Die Beklagte beantragt sinngemäß,
das Urteil des Landessozialgerichts Baden-Württemberg vom 24. Oktober 2002 aufzuheben und die Berufung des Klägers gegen das Urteil des Sozialgerichts Reutlingen vom 18. Oktober 2001 zurückzuweisen.

Der Kläger beantragt,
die Revision der Beklagten zurückzuweisen.

Er hält das angefochtene Urteil für zutreffend.

Die Beteiligten haben sich mit einer Entscheidung durch Urteil ohne mündliche Verhandlung einverstanden erklärt (§ 124 Abs 2 des Sozialgerichtsgesetzes (SGG)).

II

Die Revision der Beklagten ist insoweit begründet, als das angefochtene Urteil des LSG aufzuheben und die Sache zur erneuten Verhandlung und Entscheidung an das LSG zurückzuverweisen ist. Die vom LSG festgestellten Tatsachen reichen für eine abschließende Entscheidung über die vom Kläger im Kern geltend gemachte Anerkennung seines Unfalls vom 27. Juni 1999 als Arbeitsunfall nicht aus.

Arbeitsunfälle sind Unfälle von Versicherten infolge einer den Versicherungsschutz nach den §§ 2, 3, 6 begründenden Tätigkeit (versicherte Tätigkeit; § 8 Abs 1 Satz 1 SGB VII). Für das Vorliegen eines Arbeitsunfalls ist danach in der Regel erforderlich, dass das Verhalten des Versicherten, bei dem sich der Unfall ereignete, der versicherten Tätigkeit zuzurechnen ist. Dieser innere bzw sachliche Zurechnungszusammenhang zwischen der versicherten Tätigkeit und der zum Unfall führenden Verrichtung (BSGE 63, 273, 274 = SozR 2200 § 548 Nr 92; BSG SozR 3-2200 § 548 Nr 19; BSG SozR 3-2700 § 8 Nr 10) ist wertend zu ermitteln, indem untersucht wird, ob die jeweilige Verrichtung innerhalb der Grenze liegt, bis zu welcher der Versicherungsschutz in der gesetzlichen Unfallversicherung reicht (BSGE 58, 76, 77 = SozR 2200 § 548 Nr 70; BSGE 61, 127, 128 = SozR 2200 § 548 Nr 84; BSG SozR 3-2700 § 8 Nr 10).

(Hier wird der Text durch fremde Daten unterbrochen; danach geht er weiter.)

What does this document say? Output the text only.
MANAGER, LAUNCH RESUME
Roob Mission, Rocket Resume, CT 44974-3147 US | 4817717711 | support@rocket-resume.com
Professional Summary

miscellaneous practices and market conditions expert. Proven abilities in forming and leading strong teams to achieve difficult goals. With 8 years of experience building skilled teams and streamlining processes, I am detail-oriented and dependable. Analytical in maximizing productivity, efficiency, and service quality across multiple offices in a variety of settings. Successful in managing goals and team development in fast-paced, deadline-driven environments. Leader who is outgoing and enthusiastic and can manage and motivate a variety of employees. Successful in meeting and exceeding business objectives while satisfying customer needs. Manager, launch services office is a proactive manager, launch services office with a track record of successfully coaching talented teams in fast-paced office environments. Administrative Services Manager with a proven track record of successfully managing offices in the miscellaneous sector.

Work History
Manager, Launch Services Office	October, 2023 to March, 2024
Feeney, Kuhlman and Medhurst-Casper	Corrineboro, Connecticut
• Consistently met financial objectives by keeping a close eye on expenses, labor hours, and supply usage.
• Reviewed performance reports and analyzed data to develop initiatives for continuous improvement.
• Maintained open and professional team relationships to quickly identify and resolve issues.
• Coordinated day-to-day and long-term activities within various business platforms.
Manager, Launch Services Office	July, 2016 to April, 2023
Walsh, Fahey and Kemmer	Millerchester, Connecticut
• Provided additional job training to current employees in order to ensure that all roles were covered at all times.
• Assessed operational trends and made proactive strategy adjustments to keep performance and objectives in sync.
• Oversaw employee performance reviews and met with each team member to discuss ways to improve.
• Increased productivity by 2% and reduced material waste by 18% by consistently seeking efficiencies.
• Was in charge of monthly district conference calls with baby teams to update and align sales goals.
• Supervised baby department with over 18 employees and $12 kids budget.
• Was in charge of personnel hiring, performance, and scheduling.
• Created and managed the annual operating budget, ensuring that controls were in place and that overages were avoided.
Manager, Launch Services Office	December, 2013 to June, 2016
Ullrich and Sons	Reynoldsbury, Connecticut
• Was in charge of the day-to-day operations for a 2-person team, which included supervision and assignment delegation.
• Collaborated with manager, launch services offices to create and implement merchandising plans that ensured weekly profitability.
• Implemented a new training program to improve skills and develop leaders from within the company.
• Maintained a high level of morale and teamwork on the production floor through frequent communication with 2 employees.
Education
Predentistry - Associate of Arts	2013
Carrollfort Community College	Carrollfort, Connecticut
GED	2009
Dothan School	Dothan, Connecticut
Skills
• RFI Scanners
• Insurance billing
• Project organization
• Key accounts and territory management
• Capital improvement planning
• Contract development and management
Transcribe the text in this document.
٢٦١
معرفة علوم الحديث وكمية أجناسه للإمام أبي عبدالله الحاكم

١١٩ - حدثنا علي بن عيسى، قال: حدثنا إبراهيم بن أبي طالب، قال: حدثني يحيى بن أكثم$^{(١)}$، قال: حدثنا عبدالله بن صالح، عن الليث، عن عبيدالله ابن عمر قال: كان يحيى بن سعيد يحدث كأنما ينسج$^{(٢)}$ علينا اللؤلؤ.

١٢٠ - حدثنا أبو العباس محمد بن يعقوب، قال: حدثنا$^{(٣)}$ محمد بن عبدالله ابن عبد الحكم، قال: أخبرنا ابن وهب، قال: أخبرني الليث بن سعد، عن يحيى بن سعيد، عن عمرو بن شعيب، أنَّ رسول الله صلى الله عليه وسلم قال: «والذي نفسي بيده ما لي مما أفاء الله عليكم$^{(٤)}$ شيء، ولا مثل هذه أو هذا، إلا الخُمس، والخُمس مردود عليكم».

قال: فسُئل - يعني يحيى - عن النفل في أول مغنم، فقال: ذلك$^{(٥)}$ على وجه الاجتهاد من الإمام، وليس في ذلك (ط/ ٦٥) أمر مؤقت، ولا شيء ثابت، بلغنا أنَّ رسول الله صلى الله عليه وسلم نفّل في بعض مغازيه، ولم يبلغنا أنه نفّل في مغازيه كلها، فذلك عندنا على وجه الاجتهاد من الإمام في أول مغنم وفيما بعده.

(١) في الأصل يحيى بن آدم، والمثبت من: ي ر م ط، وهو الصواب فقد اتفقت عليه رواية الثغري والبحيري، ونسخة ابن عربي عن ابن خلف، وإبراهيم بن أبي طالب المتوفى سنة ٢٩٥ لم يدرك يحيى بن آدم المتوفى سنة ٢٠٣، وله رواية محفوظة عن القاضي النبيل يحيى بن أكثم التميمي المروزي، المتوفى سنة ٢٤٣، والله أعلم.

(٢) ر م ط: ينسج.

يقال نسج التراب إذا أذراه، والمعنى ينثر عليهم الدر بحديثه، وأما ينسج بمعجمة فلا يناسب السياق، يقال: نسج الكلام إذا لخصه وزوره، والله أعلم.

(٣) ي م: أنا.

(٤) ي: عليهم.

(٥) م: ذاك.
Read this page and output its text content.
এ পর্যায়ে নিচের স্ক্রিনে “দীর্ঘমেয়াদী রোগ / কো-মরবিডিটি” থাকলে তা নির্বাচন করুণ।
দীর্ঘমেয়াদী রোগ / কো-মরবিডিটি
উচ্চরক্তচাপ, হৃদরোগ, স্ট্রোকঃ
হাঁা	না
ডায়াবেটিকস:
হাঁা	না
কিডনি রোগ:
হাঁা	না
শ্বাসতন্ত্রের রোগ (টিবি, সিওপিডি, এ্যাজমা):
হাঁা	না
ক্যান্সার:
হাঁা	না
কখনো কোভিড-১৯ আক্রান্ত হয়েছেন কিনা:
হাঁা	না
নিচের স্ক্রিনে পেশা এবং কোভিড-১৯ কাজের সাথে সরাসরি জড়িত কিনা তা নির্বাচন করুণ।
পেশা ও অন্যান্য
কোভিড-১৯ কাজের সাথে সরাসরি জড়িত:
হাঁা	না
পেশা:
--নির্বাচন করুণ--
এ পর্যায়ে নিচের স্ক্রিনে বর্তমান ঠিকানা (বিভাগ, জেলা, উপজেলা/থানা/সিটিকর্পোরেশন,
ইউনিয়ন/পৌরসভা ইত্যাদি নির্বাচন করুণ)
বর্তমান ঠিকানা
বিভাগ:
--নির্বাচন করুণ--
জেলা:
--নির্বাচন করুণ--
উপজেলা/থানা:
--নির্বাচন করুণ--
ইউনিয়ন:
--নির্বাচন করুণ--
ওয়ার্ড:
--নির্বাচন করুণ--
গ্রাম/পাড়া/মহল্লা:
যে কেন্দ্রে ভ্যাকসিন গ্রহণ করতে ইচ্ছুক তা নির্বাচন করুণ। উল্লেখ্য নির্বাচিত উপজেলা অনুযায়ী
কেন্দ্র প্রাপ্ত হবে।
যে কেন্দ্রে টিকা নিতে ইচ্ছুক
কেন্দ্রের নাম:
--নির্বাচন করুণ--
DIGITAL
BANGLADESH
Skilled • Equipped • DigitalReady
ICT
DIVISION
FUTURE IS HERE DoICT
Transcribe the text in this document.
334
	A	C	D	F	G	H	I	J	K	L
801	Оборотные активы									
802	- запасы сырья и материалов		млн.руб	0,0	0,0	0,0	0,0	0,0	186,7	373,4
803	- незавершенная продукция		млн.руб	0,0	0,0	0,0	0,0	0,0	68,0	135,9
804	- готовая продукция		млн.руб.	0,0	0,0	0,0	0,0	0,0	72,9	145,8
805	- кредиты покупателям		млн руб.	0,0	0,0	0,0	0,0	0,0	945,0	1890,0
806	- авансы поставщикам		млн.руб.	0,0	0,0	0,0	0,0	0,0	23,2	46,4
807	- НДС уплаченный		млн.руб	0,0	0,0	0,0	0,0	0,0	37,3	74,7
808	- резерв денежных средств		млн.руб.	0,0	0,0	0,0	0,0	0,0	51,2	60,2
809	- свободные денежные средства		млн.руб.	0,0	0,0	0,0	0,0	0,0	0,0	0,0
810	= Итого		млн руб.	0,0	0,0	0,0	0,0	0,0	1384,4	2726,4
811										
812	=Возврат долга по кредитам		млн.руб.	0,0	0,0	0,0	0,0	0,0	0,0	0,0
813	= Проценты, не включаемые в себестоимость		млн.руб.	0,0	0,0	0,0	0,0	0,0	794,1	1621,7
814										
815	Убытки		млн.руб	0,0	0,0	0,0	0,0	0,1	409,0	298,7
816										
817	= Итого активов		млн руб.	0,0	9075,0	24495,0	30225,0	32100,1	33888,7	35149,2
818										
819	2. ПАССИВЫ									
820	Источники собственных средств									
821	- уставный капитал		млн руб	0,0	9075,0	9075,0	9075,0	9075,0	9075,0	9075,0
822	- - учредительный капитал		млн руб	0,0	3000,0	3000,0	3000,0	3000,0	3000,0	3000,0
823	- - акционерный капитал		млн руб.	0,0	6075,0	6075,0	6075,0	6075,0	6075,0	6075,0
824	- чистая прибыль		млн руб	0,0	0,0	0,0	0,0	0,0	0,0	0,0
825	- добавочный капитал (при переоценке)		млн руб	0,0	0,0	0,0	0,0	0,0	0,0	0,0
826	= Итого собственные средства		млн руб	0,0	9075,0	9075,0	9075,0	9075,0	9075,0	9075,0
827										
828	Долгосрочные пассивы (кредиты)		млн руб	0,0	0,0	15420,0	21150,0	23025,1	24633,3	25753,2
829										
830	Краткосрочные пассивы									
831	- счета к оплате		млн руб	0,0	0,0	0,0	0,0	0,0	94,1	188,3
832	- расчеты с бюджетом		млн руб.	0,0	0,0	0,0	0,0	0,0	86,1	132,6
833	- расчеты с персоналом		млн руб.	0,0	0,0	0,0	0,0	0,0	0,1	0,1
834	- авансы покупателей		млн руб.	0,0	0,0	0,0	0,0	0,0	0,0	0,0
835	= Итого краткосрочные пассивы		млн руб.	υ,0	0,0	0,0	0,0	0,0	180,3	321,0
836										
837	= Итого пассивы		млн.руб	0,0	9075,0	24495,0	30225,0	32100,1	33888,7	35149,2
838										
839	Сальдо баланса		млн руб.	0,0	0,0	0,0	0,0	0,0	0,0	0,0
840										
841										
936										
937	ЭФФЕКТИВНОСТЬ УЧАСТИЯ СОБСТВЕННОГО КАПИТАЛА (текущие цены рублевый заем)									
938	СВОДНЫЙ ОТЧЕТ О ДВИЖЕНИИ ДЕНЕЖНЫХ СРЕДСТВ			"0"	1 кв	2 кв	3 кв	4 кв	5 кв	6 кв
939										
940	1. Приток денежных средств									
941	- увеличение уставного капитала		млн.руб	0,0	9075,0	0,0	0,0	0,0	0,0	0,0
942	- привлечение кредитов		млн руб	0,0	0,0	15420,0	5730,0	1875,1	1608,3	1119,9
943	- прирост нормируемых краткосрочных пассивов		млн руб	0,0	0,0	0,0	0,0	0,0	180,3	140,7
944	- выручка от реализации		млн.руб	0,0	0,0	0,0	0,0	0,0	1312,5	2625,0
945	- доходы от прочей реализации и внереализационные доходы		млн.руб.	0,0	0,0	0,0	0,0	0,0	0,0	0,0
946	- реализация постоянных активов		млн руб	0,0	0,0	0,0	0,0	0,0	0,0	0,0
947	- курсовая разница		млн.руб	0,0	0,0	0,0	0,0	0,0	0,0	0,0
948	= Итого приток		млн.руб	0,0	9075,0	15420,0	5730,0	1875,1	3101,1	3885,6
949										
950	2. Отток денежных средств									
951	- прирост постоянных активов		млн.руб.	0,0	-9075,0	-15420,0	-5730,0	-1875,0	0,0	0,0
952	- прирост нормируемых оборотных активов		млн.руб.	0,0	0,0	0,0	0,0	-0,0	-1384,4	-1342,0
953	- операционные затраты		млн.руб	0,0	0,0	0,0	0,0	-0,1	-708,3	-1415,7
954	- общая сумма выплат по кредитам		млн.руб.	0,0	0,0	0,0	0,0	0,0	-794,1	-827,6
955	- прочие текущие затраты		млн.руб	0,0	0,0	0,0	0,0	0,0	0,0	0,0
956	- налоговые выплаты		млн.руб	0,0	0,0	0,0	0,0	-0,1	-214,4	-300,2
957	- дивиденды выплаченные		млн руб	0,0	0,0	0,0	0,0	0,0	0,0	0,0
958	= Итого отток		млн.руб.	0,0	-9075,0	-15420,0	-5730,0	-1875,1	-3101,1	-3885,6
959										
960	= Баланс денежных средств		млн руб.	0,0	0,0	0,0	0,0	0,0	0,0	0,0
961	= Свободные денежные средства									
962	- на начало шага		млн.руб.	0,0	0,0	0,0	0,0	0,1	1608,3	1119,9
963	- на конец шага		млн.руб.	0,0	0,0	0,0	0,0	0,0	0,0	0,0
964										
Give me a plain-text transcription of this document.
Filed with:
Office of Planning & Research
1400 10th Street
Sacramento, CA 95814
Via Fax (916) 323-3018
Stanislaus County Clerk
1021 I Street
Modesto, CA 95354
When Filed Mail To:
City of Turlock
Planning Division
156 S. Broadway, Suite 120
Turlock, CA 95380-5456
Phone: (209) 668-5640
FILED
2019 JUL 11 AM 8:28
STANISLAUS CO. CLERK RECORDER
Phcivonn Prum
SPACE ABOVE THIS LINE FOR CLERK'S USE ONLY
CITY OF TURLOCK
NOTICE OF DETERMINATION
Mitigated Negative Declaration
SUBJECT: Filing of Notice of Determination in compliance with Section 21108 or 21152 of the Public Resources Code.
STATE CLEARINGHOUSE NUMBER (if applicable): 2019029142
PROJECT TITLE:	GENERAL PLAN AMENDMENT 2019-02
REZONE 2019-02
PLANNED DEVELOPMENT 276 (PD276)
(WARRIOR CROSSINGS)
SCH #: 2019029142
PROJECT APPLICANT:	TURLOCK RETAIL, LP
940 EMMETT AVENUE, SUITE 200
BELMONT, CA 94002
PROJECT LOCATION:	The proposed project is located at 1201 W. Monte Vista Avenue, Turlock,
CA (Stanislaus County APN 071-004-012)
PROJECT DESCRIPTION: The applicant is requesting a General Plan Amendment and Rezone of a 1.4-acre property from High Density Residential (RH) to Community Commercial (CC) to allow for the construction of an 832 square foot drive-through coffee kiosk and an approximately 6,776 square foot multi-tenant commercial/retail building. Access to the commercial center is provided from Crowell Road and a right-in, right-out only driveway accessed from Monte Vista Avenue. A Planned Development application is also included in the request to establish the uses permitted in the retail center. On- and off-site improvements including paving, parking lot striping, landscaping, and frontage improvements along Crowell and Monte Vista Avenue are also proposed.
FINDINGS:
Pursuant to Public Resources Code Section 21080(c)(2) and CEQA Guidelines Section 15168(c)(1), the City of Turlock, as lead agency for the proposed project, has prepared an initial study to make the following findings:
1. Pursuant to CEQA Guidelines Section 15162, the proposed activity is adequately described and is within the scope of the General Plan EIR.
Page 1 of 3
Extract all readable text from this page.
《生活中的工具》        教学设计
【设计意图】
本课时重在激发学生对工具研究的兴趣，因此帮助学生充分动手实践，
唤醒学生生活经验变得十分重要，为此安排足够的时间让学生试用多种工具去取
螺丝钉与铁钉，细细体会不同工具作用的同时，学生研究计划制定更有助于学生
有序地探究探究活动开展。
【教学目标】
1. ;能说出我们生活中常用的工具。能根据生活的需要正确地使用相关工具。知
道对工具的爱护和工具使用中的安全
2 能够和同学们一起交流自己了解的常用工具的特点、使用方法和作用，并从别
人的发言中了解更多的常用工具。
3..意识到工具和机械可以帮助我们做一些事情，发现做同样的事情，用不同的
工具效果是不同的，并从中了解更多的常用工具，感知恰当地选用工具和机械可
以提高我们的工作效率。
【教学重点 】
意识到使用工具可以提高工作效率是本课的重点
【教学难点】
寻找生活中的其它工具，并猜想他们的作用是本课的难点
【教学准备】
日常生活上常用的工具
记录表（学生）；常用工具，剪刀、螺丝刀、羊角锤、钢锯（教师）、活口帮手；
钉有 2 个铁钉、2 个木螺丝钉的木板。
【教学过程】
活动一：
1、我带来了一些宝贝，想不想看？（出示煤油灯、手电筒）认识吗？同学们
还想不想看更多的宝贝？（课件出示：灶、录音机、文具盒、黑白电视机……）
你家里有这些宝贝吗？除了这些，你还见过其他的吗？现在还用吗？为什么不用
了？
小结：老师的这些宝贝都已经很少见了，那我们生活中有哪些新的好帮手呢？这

Im sachlichen Zusammenhang mit der versicherten Tätigkeit stehen auch betriebliche Gemeinschaftsveranstaltungen und sind daher unfallversicherungsrechtlich geschützt. Nach der ständigen Rechtsprechung des BSG kann die Teilnahme von Beschäftigten etwa an Betriebsfesten, Betriebsausflügen oder ähnlichen Gemeinschaftsveranstaltungen dem Unternehmen zugerechnet und der versicherten Tätigkeit gleichgesetzt werden. Voraussetzung hierfür ist, dass die Zusammenkunft der Pflege der Verbundenheit zwischen der Unternehmensleitung und den Beschäftigten sowie der Beschäftigten untereinander dient. Die Veranstaltung muss deshalb allen Beschäftigten des Unternehmens - bei Großbetrieben mindestens allen Beschäftigten einzelner Abteilungen oder anderer betrieblicher Einheiten - offen stehen und von der Unternehmensleitung selbst veranstaltet oder zumindest gebilligt oder gefördert und von ihrer Autorität als betriebliche Gemeinschaftsveranstaltung getragen werden (s ua BSGE 1, 179, 182; 17, 280, 281 = SozR Nr 56 zu § 542 RVO; BSG SozR 2200 § 548 Nr 30; BSG SozR 3-2200 § 548 Nr 21, 40; § 539 Nr 54; Brackmann/Krasney, Handbuch der Sozialversicherung, 12. Aufl, § 8 RdNr 118 ff mwN). Für die Beurteilung, ob eine Veranstaltung diese Voraussetzungen erfüllt, ist eine Gesamtbetrachtung erforderlich, bei der in Fortführung der bisherigen Rechtsprechung des BSG von Folgendem auszugehen ist:

Eine Veranstaltung ist dann von der Autorität der Unternehmensleitung getragen, wenn der Veranstalter dabei nicht oder nicht nur aus eigenem Antrieb und freier Entschließung, sondern im Einvernehmen mit der Unternehmensleitung oder für diese handelt (BSG SozR Nr 66 zu § 542 RVO aF). Die Unternehmensleitung muss nicht selbst Veranstalter sein; es genügt, dass sie die Veranstaltung billigt und fördert. Veranstalter - im Auftrag der Unternehmensleitung - kann auch der Betriebsrat (BSG SozR 3-2200 § 539 Nr 54) oder eine Gruppe bzw einzelne Beschäftigte des Unternehmens sein. Die Billigung der Unternehmensleitung muss sich nicht nur auf die wegen der Durchführung einer Veranstaltung erforderlichen betrieblichen Änderungen (zB der Arbeitszeit, das Benutzen betrieblicher Räume) erstrecken, sondern die Durchführung als betriebliche Gemeinschaftsveranstaltung muss von ihr gewollt sein (BSG SozR 2200 § 548 Nr 11), zumal mögliche Unfälle bei solchen Veranstaltungen Auswirkungen auf die von dem Unternehmen zu zahlenden Beiträge haben können (vgl § 162 Abs 1 SGB VII). Bei betrieblichen Gemeinschaftsveranstaltungen, die in einzelnen organisatorischen Einheiten des Unternehmens erfolgen, insbesondere wenn das Unternehmen über mehrere Betriebsstätten oder wie vorliegend Filialen verfügt, genügt es, wenn die Leitung der jeweiligen organisatorischen Einheit oder zB Filiale als Veranstalter seitens des Unternehmens fungiert.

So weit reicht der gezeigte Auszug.